5- La place de l’Etoile : politique privée, intérêt public ?

En se référant à notre travail théorique sur les politiques publiques d’une part, et à nos enquêtes de terrain d’autre part, quelques éléments de comparaison, d’analyse et d’interrogation semblent ressortir :

En commençant par la dimension cognitive, la place de l’Etoile réaménagée par Solidere semble avoir décodé quelques réalités du lieu : elle s’insère dans un projet de reconstruction qui tente affirmer une certaine ambition, celle de faire revivre la modernisation dans le centre-ville : cette modernisation qui fut concrétisée à l’époque du Mandat français est réutilisée aujourd’hui à travers le réaménagement de la place de l’Etoile, principale témoin de cette époque.

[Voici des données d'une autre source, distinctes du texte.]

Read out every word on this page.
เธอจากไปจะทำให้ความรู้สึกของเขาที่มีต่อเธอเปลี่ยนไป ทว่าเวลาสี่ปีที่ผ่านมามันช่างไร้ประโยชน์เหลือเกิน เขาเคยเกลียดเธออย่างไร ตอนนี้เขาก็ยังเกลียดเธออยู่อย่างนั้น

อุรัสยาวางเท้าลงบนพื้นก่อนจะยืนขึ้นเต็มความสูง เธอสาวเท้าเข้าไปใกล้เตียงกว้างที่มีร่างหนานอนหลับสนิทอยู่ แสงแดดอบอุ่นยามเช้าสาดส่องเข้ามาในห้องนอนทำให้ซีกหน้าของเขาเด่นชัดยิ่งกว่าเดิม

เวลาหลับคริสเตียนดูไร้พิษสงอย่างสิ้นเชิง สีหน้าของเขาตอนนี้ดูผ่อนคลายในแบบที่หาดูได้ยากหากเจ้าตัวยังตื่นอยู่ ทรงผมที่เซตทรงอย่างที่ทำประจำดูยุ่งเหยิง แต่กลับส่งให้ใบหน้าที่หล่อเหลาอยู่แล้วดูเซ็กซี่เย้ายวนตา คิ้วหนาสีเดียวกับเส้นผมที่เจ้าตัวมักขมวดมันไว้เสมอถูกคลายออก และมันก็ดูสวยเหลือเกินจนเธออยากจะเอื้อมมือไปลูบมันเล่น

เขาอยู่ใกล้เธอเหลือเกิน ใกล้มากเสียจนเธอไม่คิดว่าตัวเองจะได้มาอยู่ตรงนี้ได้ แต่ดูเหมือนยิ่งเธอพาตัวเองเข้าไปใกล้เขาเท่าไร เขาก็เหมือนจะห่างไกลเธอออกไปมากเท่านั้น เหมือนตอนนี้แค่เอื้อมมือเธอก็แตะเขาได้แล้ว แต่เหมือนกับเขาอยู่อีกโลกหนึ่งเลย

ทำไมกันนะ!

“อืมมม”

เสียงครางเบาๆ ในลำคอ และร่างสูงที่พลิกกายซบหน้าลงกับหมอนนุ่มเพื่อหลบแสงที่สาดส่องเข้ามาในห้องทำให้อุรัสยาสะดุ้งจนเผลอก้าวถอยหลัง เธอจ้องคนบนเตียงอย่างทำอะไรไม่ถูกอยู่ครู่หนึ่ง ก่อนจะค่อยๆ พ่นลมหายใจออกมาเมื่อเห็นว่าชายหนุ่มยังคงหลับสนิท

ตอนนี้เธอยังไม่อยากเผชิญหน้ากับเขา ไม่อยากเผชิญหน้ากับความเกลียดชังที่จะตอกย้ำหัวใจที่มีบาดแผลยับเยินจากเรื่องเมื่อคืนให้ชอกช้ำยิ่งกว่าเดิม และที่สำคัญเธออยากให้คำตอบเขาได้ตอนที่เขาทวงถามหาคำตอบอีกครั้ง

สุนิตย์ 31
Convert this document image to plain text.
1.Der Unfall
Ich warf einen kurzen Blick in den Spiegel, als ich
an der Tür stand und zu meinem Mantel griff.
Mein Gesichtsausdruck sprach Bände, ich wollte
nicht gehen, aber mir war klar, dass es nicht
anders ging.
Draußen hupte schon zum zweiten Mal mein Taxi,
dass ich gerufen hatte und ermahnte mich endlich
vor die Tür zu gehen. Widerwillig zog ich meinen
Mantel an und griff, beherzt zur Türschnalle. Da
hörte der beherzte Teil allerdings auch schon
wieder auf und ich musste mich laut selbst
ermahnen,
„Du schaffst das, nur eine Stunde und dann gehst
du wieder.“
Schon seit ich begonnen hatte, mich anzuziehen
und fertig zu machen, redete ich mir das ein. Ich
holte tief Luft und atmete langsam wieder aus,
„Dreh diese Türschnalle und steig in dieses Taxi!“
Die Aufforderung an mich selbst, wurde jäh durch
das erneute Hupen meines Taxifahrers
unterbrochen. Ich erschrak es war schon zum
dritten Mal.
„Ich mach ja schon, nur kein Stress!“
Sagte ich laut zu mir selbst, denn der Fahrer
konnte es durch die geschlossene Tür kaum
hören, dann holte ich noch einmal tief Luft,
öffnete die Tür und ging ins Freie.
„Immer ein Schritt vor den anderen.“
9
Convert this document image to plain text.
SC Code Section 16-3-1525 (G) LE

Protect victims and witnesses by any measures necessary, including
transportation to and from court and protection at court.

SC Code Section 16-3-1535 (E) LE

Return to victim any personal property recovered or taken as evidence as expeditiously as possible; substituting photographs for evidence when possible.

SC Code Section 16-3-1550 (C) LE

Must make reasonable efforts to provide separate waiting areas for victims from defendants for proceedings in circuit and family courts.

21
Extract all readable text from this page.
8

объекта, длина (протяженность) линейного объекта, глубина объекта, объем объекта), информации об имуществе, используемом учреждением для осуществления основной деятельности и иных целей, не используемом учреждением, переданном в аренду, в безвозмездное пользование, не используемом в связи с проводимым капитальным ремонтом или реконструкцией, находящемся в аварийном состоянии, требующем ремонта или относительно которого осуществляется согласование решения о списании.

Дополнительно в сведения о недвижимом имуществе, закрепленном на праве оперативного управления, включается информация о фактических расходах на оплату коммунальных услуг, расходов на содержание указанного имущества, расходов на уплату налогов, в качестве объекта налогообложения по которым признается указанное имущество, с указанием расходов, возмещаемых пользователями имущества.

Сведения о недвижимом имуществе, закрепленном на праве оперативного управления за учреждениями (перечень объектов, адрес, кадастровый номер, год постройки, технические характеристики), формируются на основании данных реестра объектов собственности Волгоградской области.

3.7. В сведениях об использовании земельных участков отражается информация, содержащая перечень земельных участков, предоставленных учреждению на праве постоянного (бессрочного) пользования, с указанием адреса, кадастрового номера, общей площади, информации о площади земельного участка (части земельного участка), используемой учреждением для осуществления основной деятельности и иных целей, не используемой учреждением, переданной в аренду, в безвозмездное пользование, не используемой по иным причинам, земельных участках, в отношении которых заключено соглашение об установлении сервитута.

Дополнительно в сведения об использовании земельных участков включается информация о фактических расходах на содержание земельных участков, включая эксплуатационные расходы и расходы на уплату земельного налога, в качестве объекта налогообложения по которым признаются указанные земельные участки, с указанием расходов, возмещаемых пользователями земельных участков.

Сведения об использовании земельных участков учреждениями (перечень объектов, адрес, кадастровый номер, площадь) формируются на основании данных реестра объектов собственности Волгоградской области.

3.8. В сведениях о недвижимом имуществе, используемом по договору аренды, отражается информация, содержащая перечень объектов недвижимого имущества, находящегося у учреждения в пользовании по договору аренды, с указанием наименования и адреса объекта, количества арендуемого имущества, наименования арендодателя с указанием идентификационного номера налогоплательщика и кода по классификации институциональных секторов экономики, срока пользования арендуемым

Cette modernisation à l’époque du Mandat français fut accompagnée par la construction du bâtiment du parlement libanais, affirmant ainsi la naissance d’un nouveau centre de pouvoir, d’une nouvelle identité libanaise…Ce projet tente répondre à la question suivante : comment peut-on moderniser le centre-ville et le rendre plus attractif à l’échelle internationale, tout en respectant son patrimoine et ses spécificités locales ?

Ainsi, la première réponse fut le réaménagement de cette place à l’identique ( au temps du Mandat français) contrairement à d’autres sites du centre-ville, complètement rasés. ( les souks arabes ). Cette place publique fut ainsi reconstruite à l’identique tissant des liens avec la mémoire du lieu et de ses usagers : respectant le patrimoine et l’histoire du lieu, cette place publique semble avoir décodé une grande partie de ses réalités : bien que cette dimension soit largement critiquée dans le reste du centre-ville, elle semble plutôt respectée dans ce lieu : des bâtiments rénovés à l’identique, des fouilles archéologiques entamées à la recherche des mémoires antiques et des traces historiques…Comme si, cette place rassemblait en elle toutes les identités libanaises, cherchant ainsi une nouvelle identité commune.

En analysant les objectifs du Schéma Directeur Vert de Solidere en terme de paysagement et de patrimoine et ceux du plan de réaméagement des espaces publics, la place semble avoir gagné le pari de la spécificité locale : reste à ce qu’il se propage sur le reste de la ville…

Comprendre cette politique privée menée au nom de l’intérêt public, c’est interroger ses normes et ses valeurs :

Enfin, comprendre le référentiel de cette place publique, c’est interroger les instruments et les méthodes qui ont été mise en œuvre pour son réaménagement : bien que la population civile n’ait pas pu donner son avis dans la reconstruction du centre-ville, et ceci pour des raisons déjà expliquées, cette place reconstruite à l’identique semble être largement acceptée et appropriée. Ceci nous montre l’intérêt d’avoir pris au moins en compte l’histoire et les spécificités locales du lieu. Mais ce manque de médiation limite malheureusement l’accès à la place pour toute une partie des beyrouthins : en commençant par les habitants des quartiers voisins qui ont du mal à y accéder à pied : « on est à deux pas de la place, mais c’est dangereux de venir à pied surtout le soir… » ; pour d’autres, la qualité d’aménagement qui se trouve dans la place dévoile la misère et le chaos qui les entourent et leurs ouvrent leurs blessures…du fait ils se trouvent étrangers par rapport à cette place…Cependant, la qualité d’aménagement présente sur cette place semble n’avoir jamais eu lieu sans un acteur privé…En effet, ni l’Etat, ni la municipalité ne possédaient et ne possèdent pas toujours les moyens techniques, financiers et humains…Mais cela n’empêche qu’ils auraient dû être associés plus au projet, surtout qu’il intègre la mémoire de la capitale et même du pays.

Ainsi, l’analyse de cette place dévoile de nouveau la recherche d’un référentiel d’aménagement, qui se mêle entre l’histoire du lieu, la modernisation et l’internationalisation.